Парень старался не выходить из номера без нужды лишний раз, испытывая дискомфорт от всеобщих взглядов. Он уже был в этой гостинице, когда приезжали с Риджем. И даже портье его узнавал. Но с того момента много воды утекло, и ему не хотелось сталкиваться со старыми знакомыми здесь. Он теперь Гренгуар и Феб, а не Меркуцио. Житель Вероны слишком плотно укоренился в сознаниях людей, и его воспринимали как исключительно племянника Принца. А он был Джон! Джон Эйзен. И парень слишком хорошо знал, как часто бывает с некоторыми артистами. Исполнив удачно одну роль, она как бы «приклеивалась» к исполнителю, и ее приходилось играть всю жизнь. И на сцене и за кулисами, и просто в жизни. Но Джону это было противно. Он всегда четко воздвигал границу в сознании между образом и собой, стараясь не потерять собственную личность, растворившись в персонаже. Меркуцио был ярок, его любили зрители и парень давал публике то, что она хотела. Но когда турне завершилось в Шанхае, и все артисты разъехались кто куда, Джон с ужасом понял, что стал терять себя. Меркуцио слишком сильно завладел им, поглотил его целиком. Он стал мыслить как веронец, стал играть даже в обыденной жизни. И это его напугало. Надо было отдохнуть, прийти в себя. Он ушел с большой сцены.
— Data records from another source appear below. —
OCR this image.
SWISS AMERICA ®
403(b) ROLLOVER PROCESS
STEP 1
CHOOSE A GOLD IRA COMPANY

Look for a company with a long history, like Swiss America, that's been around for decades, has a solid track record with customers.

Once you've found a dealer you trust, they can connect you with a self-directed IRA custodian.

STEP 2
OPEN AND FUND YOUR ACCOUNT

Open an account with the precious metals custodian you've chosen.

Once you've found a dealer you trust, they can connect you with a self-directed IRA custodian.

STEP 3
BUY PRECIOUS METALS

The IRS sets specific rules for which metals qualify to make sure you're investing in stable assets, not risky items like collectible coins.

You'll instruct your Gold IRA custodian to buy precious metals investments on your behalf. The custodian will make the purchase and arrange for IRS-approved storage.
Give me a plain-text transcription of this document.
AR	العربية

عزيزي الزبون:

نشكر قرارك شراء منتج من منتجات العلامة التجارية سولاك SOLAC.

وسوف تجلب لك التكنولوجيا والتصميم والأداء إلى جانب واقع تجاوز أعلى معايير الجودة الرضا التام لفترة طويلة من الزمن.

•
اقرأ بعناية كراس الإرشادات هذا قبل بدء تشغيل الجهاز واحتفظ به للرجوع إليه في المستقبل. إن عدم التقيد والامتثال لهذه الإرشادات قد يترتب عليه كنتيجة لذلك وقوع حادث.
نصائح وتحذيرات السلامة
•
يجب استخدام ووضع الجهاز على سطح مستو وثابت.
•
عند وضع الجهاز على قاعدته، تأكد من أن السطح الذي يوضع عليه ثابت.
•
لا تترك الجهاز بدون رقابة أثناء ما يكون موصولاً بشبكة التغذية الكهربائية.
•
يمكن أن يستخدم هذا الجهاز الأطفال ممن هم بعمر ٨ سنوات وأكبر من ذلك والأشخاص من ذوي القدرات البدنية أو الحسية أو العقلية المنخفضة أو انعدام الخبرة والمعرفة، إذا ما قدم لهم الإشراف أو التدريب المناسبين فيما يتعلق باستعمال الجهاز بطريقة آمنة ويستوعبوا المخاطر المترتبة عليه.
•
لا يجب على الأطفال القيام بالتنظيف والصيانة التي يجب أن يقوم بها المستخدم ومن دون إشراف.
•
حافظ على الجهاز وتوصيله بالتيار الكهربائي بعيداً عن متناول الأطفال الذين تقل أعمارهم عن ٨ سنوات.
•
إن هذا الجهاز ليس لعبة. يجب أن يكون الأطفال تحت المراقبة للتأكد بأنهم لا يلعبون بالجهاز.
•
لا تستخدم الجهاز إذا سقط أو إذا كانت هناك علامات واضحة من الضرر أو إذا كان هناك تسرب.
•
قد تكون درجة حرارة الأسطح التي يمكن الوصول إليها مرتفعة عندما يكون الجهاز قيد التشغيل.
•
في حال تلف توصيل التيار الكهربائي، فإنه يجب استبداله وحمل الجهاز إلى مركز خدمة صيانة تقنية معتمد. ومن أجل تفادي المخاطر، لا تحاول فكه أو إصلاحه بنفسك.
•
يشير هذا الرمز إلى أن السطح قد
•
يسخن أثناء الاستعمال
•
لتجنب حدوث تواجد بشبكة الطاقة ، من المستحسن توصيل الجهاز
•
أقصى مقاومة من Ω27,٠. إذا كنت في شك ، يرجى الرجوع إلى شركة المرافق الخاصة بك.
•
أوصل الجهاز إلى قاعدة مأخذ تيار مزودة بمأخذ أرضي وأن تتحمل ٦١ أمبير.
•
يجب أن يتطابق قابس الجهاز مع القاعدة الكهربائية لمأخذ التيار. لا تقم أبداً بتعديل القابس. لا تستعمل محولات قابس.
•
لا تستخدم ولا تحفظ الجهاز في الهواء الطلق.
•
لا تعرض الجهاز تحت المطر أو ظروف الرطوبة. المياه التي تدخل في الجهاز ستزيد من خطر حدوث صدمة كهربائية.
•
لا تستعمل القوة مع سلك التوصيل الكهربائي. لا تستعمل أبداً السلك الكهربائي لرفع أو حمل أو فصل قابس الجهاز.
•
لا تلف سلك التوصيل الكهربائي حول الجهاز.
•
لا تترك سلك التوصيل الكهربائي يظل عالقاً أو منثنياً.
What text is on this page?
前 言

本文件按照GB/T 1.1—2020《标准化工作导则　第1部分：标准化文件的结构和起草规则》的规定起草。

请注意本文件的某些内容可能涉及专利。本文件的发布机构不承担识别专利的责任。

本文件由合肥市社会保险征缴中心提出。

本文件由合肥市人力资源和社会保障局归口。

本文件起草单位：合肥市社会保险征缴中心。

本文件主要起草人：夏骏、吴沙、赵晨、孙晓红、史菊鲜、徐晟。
В его жизни появился «Blue Cargo», замечательные талантливые ребята. И Джон с наслаждением снова ощутил себя свободным. Он пел песни, которые сам выбирал, двигался так, как хотел. Никакого плотного графика, ни строго режиссера, ни толп восторженных фанаток, карауливших его повсюду. Только солнце, воздух, друзья и любимая музыка. Это ли не рай земной? Биарриц, Авориаз – даже сейчас, вернее особенно сейчас, он с улыбкой вспоминал это время. Его группа выступала, он пел. Парень был счастлив. И образ Меркуцио постепенно покидал его сознание, возвращая на место его собственную личность. После напряжений всеобщего внимания и строгих рамок правил – такая жизнь была для него отдушиной. Он не любил подчиняться, не любил быть в плену. Ему был нужен свежий воздух и свобода. Все, кто видел хоть раз неутомимого Эйзена на сцене и за кулисами невольно задавались вопросом: где он берет столько сил и энергии? Давать по два спектакля в день, отыграть на высшем уровне и не сойти с ума? А секрет был прост – вот в таких вот побегах от мира и большой сцены. И Blue monkey это с лихвой ему давала. До определенного момента.
Внизу в гостинце было недурное кафе, и Джон предпочитал завтракать там. Сейчас из-за раннего утра посетителей практически не было, и парень с наслаждением расположился один за столиком. Дымящийся ароматный кофе, свежий багет со сливочным маслом и конфитюром, и конечно шоколадный круассан. Настоящий французский завтрак. Джон мило улыбнулся официантке. Девочка была, видимо его поклонницей, так как из кожи вон лезла, чтобы угодить постояльцу. Он уже давно перестал называть заказ, когда приходил сюда – эта миленькая кореянка сверхъестественным чутьем угадывала его пожелания. Стоило ему только усесться на место, и подозвать ее, как девочка смущенно улыбалась и очаровательно пунцовела, как это умеют делать азиатки. А через несколько минут уже несла любимому клиенту заказ. Как ей это удавалось для него оставалось загадкой, но каждый раз она просила в обмен фотографию с ним или автограф. Джону было приятно такое отношение, да и девочка ему тоже нравилась. Один раз, на волне куража от репетиции Гренгуара он в порыве чувств благодарности поцеловал ей руку.
Нет, с чисто мужской точки зрения, девочка была не в его вкусе. Хотя он всегда старался не думать о таких вещах, когда находился в турне. Все его чувства и мысли, все силы и эмоции уходили на работу, и на женщин ничего не оставалось. Так было с Меркуцио, так было и сейчас. А эта кореяночка просто умиляла его и возвращала уверенность в себе, когда предательские страхи особенно сильно накрывали с головой.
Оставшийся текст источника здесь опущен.